The temporary mask rule was restricted to 180 days, expiring on February 8. Because Oregon law prohibits state agencies from renewing temporary rules, OHA started to develop a permanent indoor mask rule in December with the promise that the health agency would repeal the rule when hospitals are not strained by COVID cases. Oregon hospitals have been operating at or over-capacity for months due to the highly contagious omicron variant that has created record-high COVID cases in the state.

COVID hospitalizations are still peaking in Oregon, but the number of new COVID cases have started to decline. In the past seven days, new COVID cases have dropped by 40 percent across the state, signaling that the region may be through the worst part of the surge.

According to OHA, the number of COVID hospitalizations in Oregon is expected to drop below 400 people by the end of March—similar to the number of hospitalizations late last fall before the omicron surge. Oregon is currently averaging over 1,000 hospitalizations per day and still relying on over 1,200 National Guard members and 1,000 medical support staff from other states to help treat patients and maintain daily hospital operations.
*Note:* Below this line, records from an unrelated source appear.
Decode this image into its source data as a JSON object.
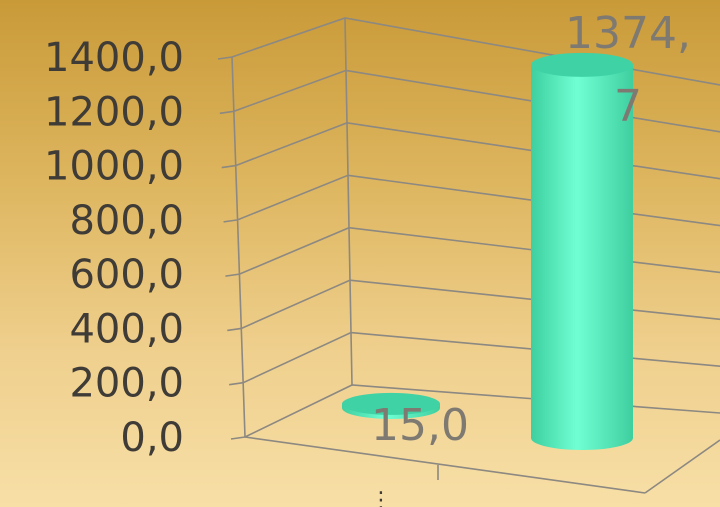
{
  "chart_data": {
    "type": "bar",
    "style": "3d-cylinder",
    "categories": [
      "",
      ""
    ],
    "values": [
      15.0,
      1374.7
    ],
    "data_labels": [
      "15,0",
      "1374,\n7"
    ],
    "y_tick_labels": [
      "0,0",
      "200,0",
      "400,0",
      "600,0",
      "800,0",
      "1000,0",
      "1200,0",
      "1400,0"
    ],
    "ylim": [
      0,
      1400
    ],
    "grid": true,
    "title": "",
    "xlabel": "",
    "ylabel": "",
    "colors": {
      "bar": "#5cf5c2",
      "bar_top": "#3fd2a5",
      "grid": "#8c8882",
      "text": "#3f3b36"
    }
  }
}
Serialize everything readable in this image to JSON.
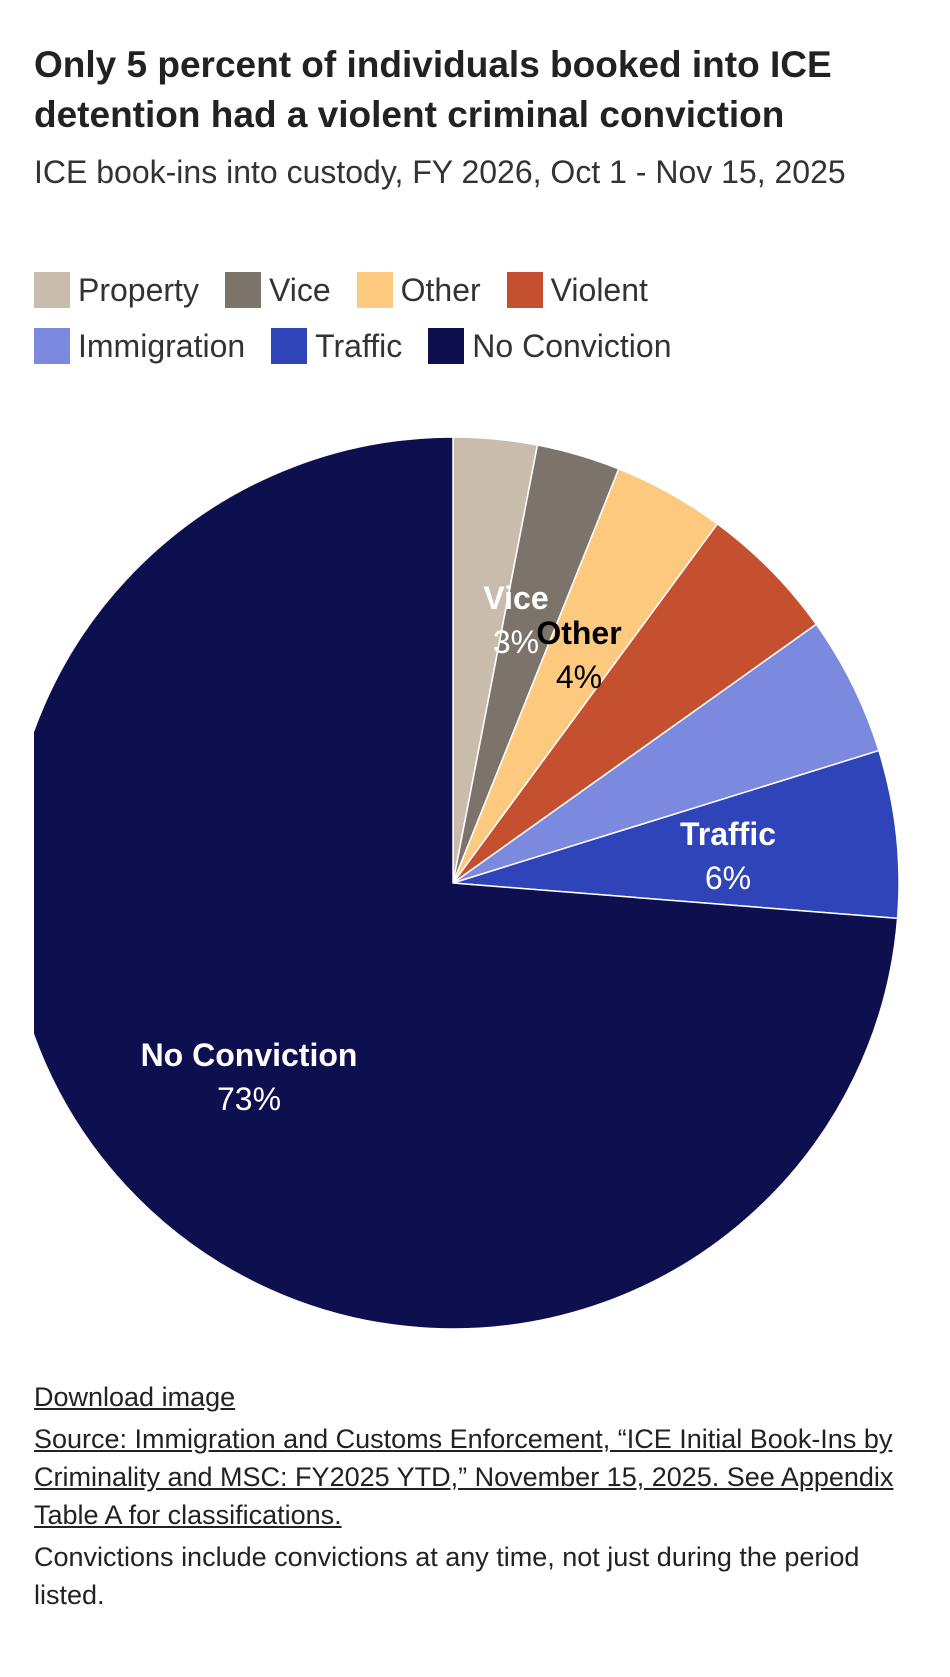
{
  "title": "Only 5 percent of individuals booked into ICE detention had a violent criminal conviction",
  "subtitle": "ICE book-ins into custody, FY 2026, Oct 1 - Nov 15, 2025",
  "legend": [
    {
      "label": "Property",
      "color": "#c9bcad"
    },
    {
      "label": "Vice",
      "color": "#7c746b"
    },
    {
      "label": "Other",
      "color": "#fdc97f"
    },
    {
      "label": "Violent",
      "color": "#c4502f"
    },
    {
      "label": "Immigration",
      "color": "#7b89de"
    },
    {
      "label": "Traffic",
      "color": "#2f44b8"
    },
    {
      "label": "No Conviction",
      "color": "#0e0f4f"
    }
  ],
  "chart_data": {
    "type": "pie",
    "title": "Only 5 percent of individuals booked into ICE detention had a violent criminal conviction",
    "subtitle": "ICE book-ins into custody, FY 2026, Oct 1 - Nov 15, 2025",
    "start": "12 o'clock, clockwise",
    "slices": [
      {
        "name": "Property",
        "value": 3,
        "color": "#c9bcad",
        "label_shown": false
      },
      {
        "name": "Vice",
        "value": 3,
        "color": "#7c746b",
        "label_shown": true,
        "label_text": "Vice",
        "value_text": "3%",
        "label_color": "#ffffff"
      },
      {
        "name": "Other",
        "value": 4,
        "color": "#fdc97f",
        "label_shown": true,
        "label_text": "Other",
        "value_text": "4%",
        "label_color": "#000000"
      },
      {
        "name": "Violent",
        "value": 5,
        "color": "#c4502f",
        "label_shown": false
      },
      {
        "name": "Immigration",
        "value": 5,
        "color": "#7b89de",
        "label_shown": false
      },
      {
        "name": "Traffic",
        "value": 6,
        "color": "#2f44b8",
        "label_shown": true,
        "label_text": "Traffic",
        "value_text": "6%",
        "label_color": "#ffffff"
      },
      {
        "name": "No Conviction",
        "value": 73,
        "color": "#0e0f4f",
        "label_shown": true,
        "label_text": "No Conviction",
        "value_text": "73%",
        "label_color": "#ffffff"
      }
    ],
    "legend_placement": "top"
  },
  "footer": {
    "download": "Download image",
    "source": "Source: Immigration and Customs Enforcement, “ICE Initial Book-Ins by Criminality and MSC: FY2025 YTD,” November 15, 2025. See Appendix Table A for classifications.",
    "note": "Convictions include convictions at any time, not just during the period listed."
  }
}
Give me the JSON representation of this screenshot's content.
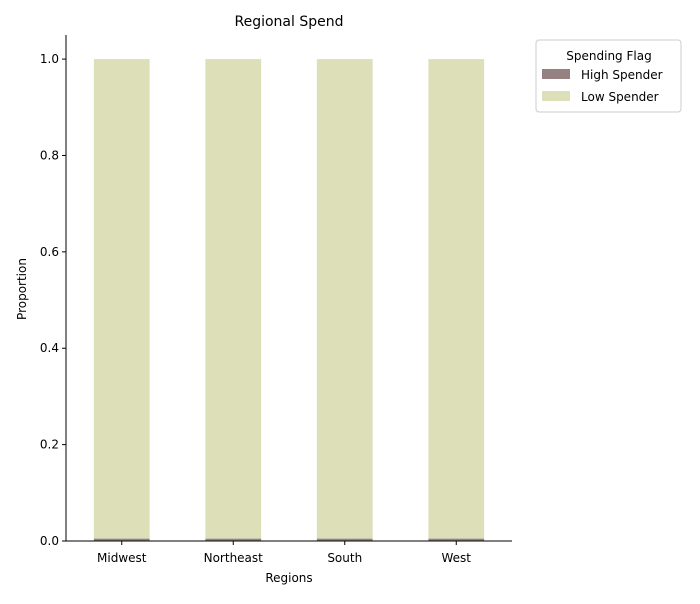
{
  "chart_data": {
    "type": "bar",
    "stacked": true,
    "title": "Regional Spend",
    "xlabel": "Regions",
    "ylabel": "Proportion",
    "categories": [
      "Midwest",
      "Northeast",
      "South",
      "West"
    ],
    "series": [
      {
        "name": "High Spender",
        "values": [
          0.005,
          0.005,
          0.005,
          0.005
        ],
        "color": "#958181"
      },
      {
        "name": "Low Spender",
        "values": [
          0.995,
          0.995,
          0.995,
          0.995
        ],
        "color": "#dcdfb8"
      }
    ],
    "ylim": [
      0,
      1.05
    ],
    "yticks": [
      0.0,
      0.2,
      0.4,
      0.6,
      0.8,
      1.0
    ],
    "ytick_labels": [
      "0.0",
      "0.2",
      "0.4",
      "0.6",
      "0.8",
      "1.0"
    ],
    "grid": false,
    "legend": {
      "title": "Spending Flag",
      "placement": "outside-top-right"
    }
  }
}
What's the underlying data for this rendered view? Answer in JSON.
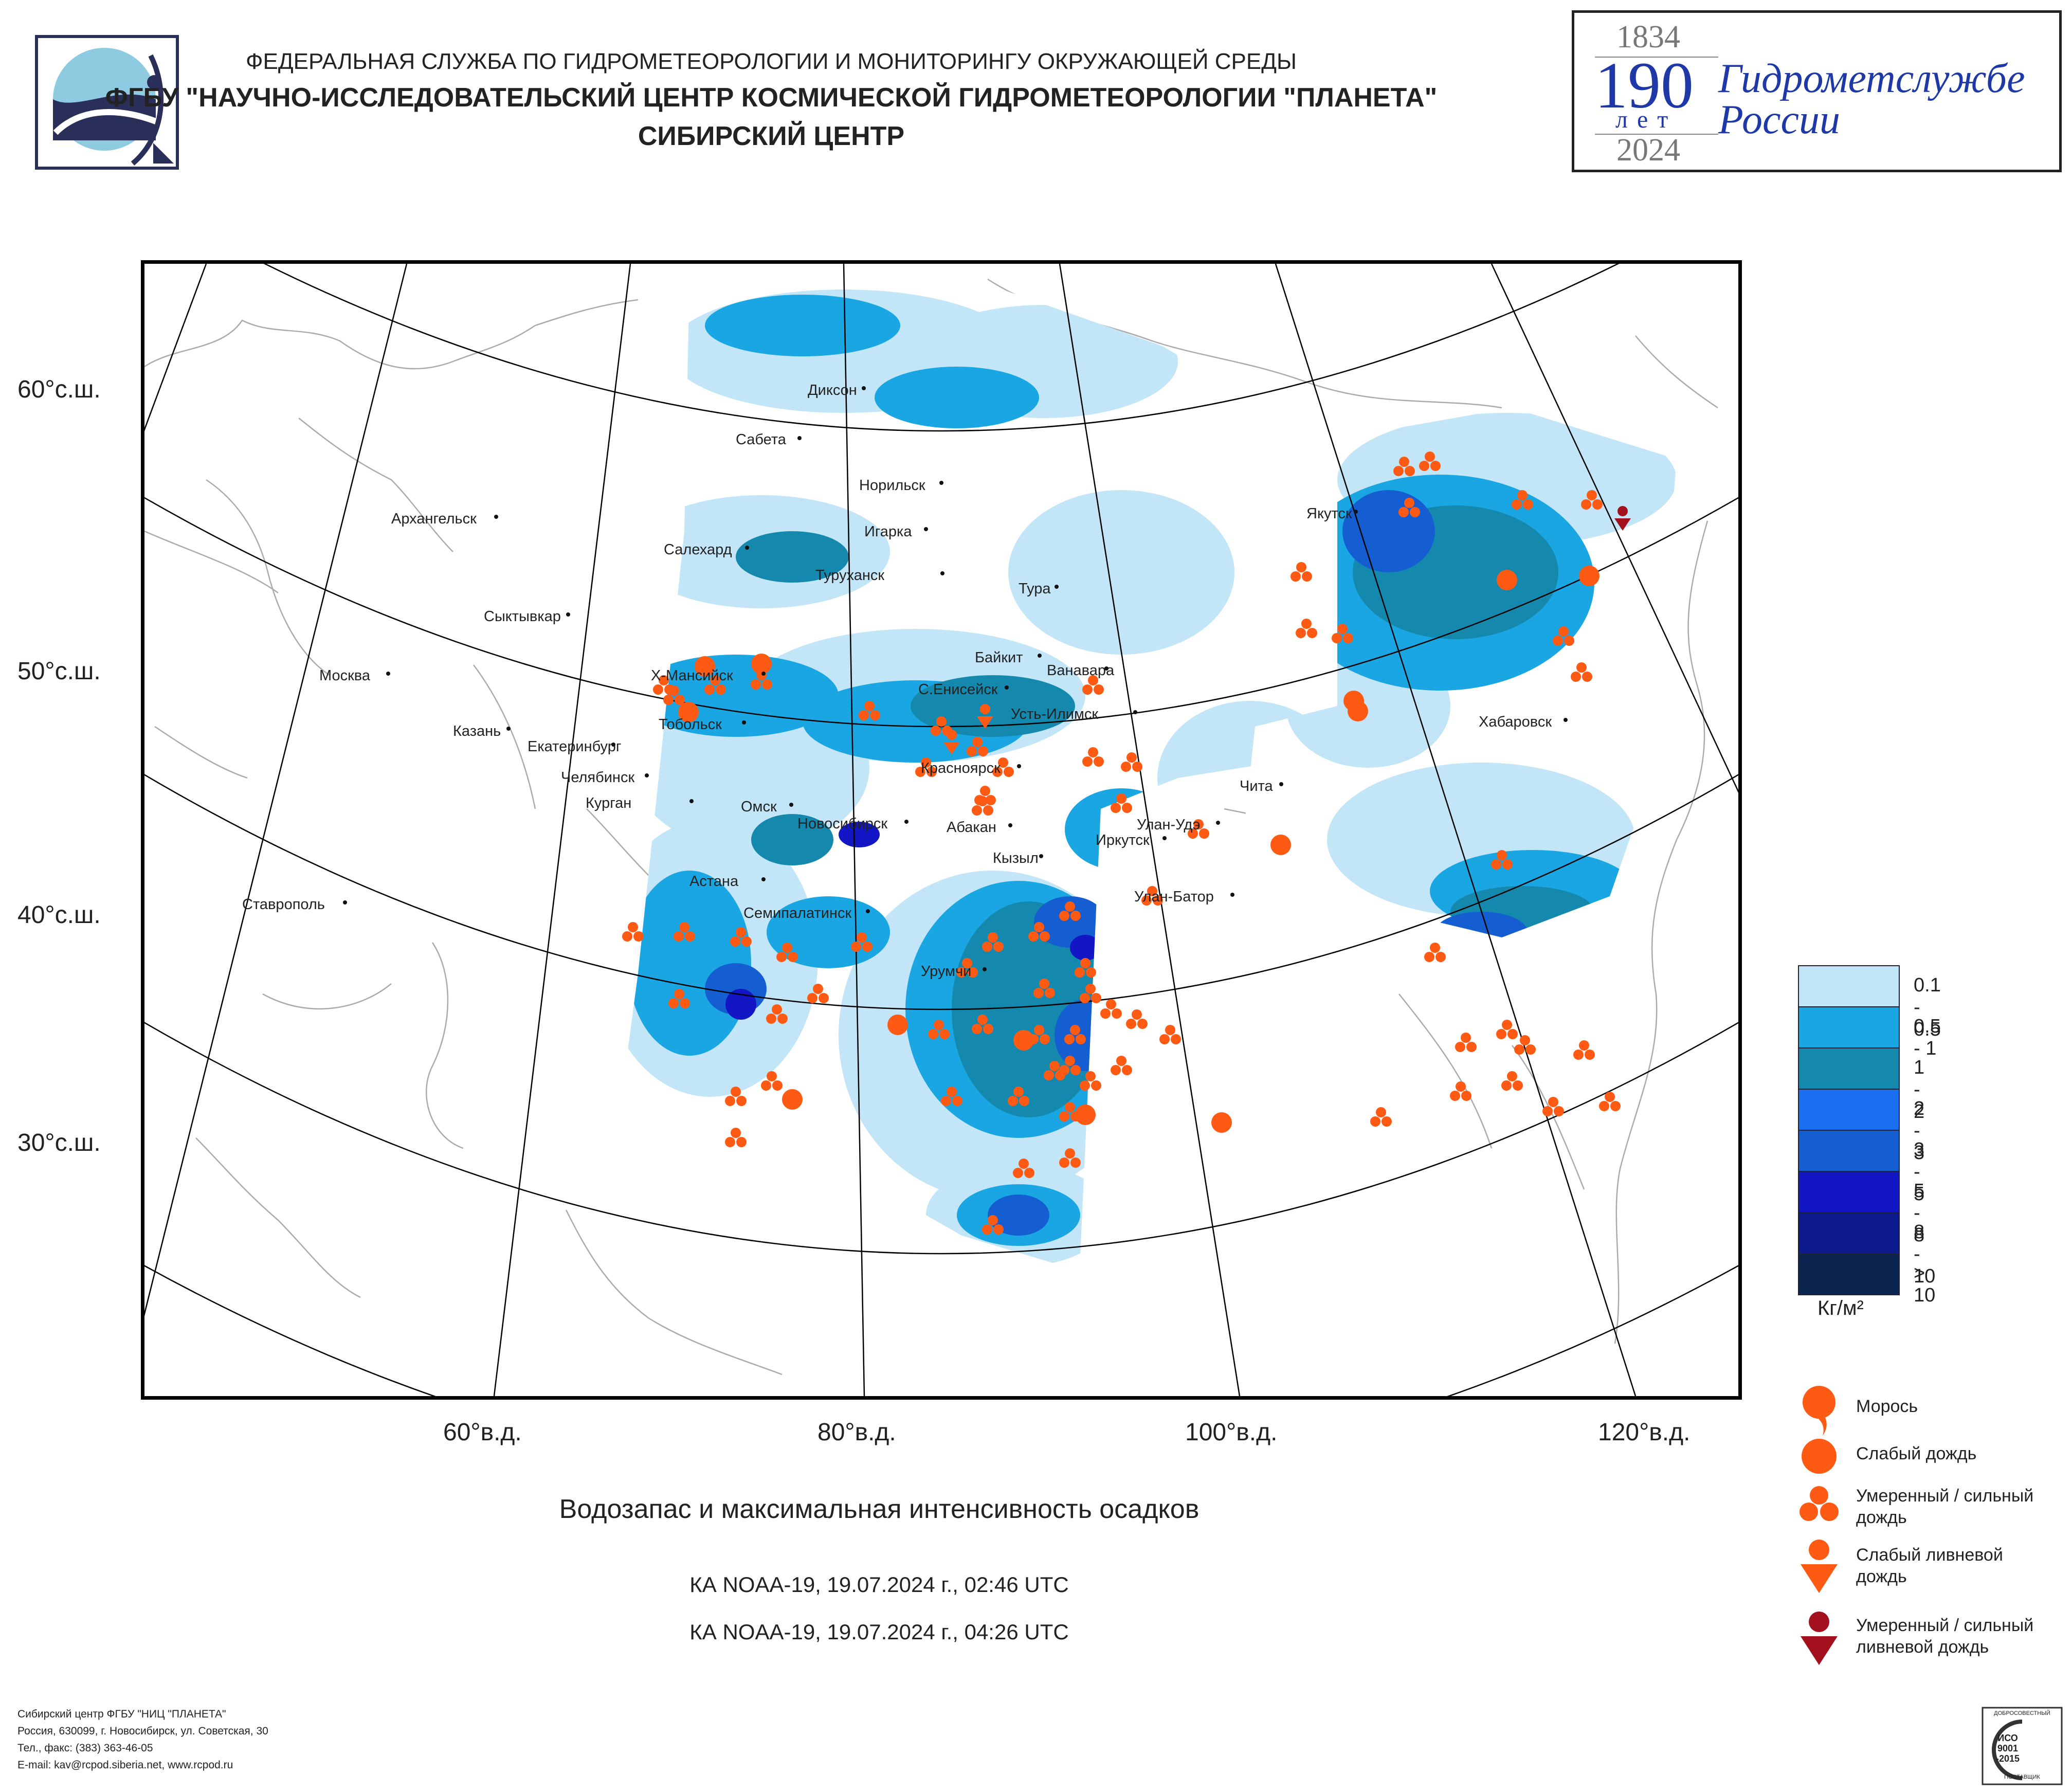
{
  "header": {
    "line1": "ФЕДЕРАЛЬНАЯ СЛУЖБА ПО ГИДРОМЕТЕОРОЛОГИИ И МОНИТОРИНГУ ОКРУЖАЮЩЕЙ СРЕДЫ",
    "line2": "ФГБУ \"НАУЧНО-ИССЛЕДОВАТЕЛЬСКИЙ ЦЕНТР КОСМИЧЕСКОЙ ГИДРОМЕТЕОРОЛОГИИ \"ПЛАНЕТА\"",
    "line3": "СИБИРСКИЙ ЦЕНТР"
  },
  "anniversary": {
    "year_start": "1834",
    "number": "190",
    "unit": "лет",
    "text_line1": "Гидрометслужбе",
    "text_line2": "России",
    "year_end": "2024"
  },
  "map": {
    "lat_labels": [
      "60°с.ш.",
      "50°с.ш.",
      "40°с.ш.",
      "30°с.ш."
    ],
    "lon_labels": [
      "60°в.д.",
      "80°в.д.",
      "100°в.д.",
      "120°в.д."
    ],
    "cities": [
      "Диксон",
      "Сабета",
      "Норильск",
      "Игарка",
      "Салехард",
      "Туруханск",
      "Тура",
      "Якутск",
      "Архангельск",
      "Сыктывкар",
      "Москва",
      "Казань",
      "Екатеринбург",
      "Челябинск",
      "Курган",
      "Х-Мансийск",
      "Тобольск",
      "Омск",
      "Новосибирск",
      "Байкит",
      "Ванавара",
      "С.Енисейск",
      "Усть-Илимск",
      "Красноярск",
      "Абакан",
      "Кызыл",
      "Иркутск",
      "Улан-Удэ",
      "Чита",
      "Улан-Батор",
      "Хабаровск",
      "Астана",
      "Семипалатинск",
      "Ставрополь",
      "Урумчи"
    ]
  },
  "title": {
    "main": "Водозапас и максимальная интенсивность осадков",
    "pass1": "КА NOAA-19, 19.07.2024 г., 02:46 UTC",
    "pass2": "КА NOAA-19, 19.07.2024 г., 04:26 UTC"
  },
  "legend": {
    "scale": [
      {
        "label": "0.1 - 0.5",
        "color": "#c2e6f8"
      },
      {
        "label": "0.5 - 1",
        "color": "#1aa6e2"
      },
      {
        "label": "1 - 2",
        "color": "#1489ad"
      },
      {
        "label": "2 - 3",
        "color": "#1a6ff0"
      },
      {
        "label": "3 - 5",
        "color": "#155ed2"
      },
      {
        "label": "5 - 8",
        "color": "#1216c4"
      },
      {
        "label": "8 - 10",
        "color": "#0c1a8c"
      },
      {
        "label": "> 10",
        "color": "#0b2550"
      }
    ],
    "unit": "Кг/м²",
    "symbols": [
      {
        "label": "Морось",
        "color": "#ff5a14"
      },
      {
        "label": "Слабый дождь",
        "color": "#ff5a14"
      },
      {
        "label": "Умеренный / сильный дождь",
        "color": "#ff5a14"
      },
      {
        "label": "Слабый ливневой дождь",
        "color": "#ff5a14"
      },
      {
        "label": "Умеренный / сильный ливневой дождь",
        "color": "#a3101e"
      }
    ]
  },
  "footer": {
    "line1": "Сибирский центр ФГБУ \"НИЦ \"ПЛАНЕТА\"",
    "line2": "Россия, 630099, г. Новосибирск, ул. Советская, 30",
    "line3": "Тел., факс: (383) 363-46-05",
    "line4": "E-mail: kav@rcpod.siberia.net, www.rcpod.ru"
  },
  "iso": {
    "top": "ДОБРОСОВЕСТНЫЙ",
    "std": "ИСО 9001 -2015",
    "bottom": "ПОСТАВЩИК"
  }
}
Establishing a timeline for when to end indoor masking acknowledges the concerns of over one hundred Oregonians who rallied against the continuation of an indoor mask requirement during the OHA’s public comment period while creating the new rule. A vast majority of the people who testified were against the state’s mask mandate, claiming that the requirement infringed on their personal freedoms or urging the state to delegate decisions on mask rules to county health departments. Many public comments also pointed out that Oregon is one of ten states in the US that still has an indoor mask requirement and questioned why the safety precaution was still in place since Oregon has comparatively lower case and death rates than states without the mask requirement. Health officials note that Oregon has the third lowest cumulative case rate and seventh lowest death rate in the nation because the state has continued to require masks indoors.

“The evidence from Oregon and around the country is clear: Masks save lives by slowing the spread of COVID-19,” Sidelinger said. “The faithfulness Oregonians have shown by wearing masks, getting vaccinated, and following the other public health protocols over the course of the pandemic has saved lives here in Oregon.”

After March 31, the OHA will still strongly encourage people to wear masks indoors, especially those who are unvaccinated, elderly, immunocompromised, at higher risk of contracting COVID, or anyone else who lives with someone who is in those categories.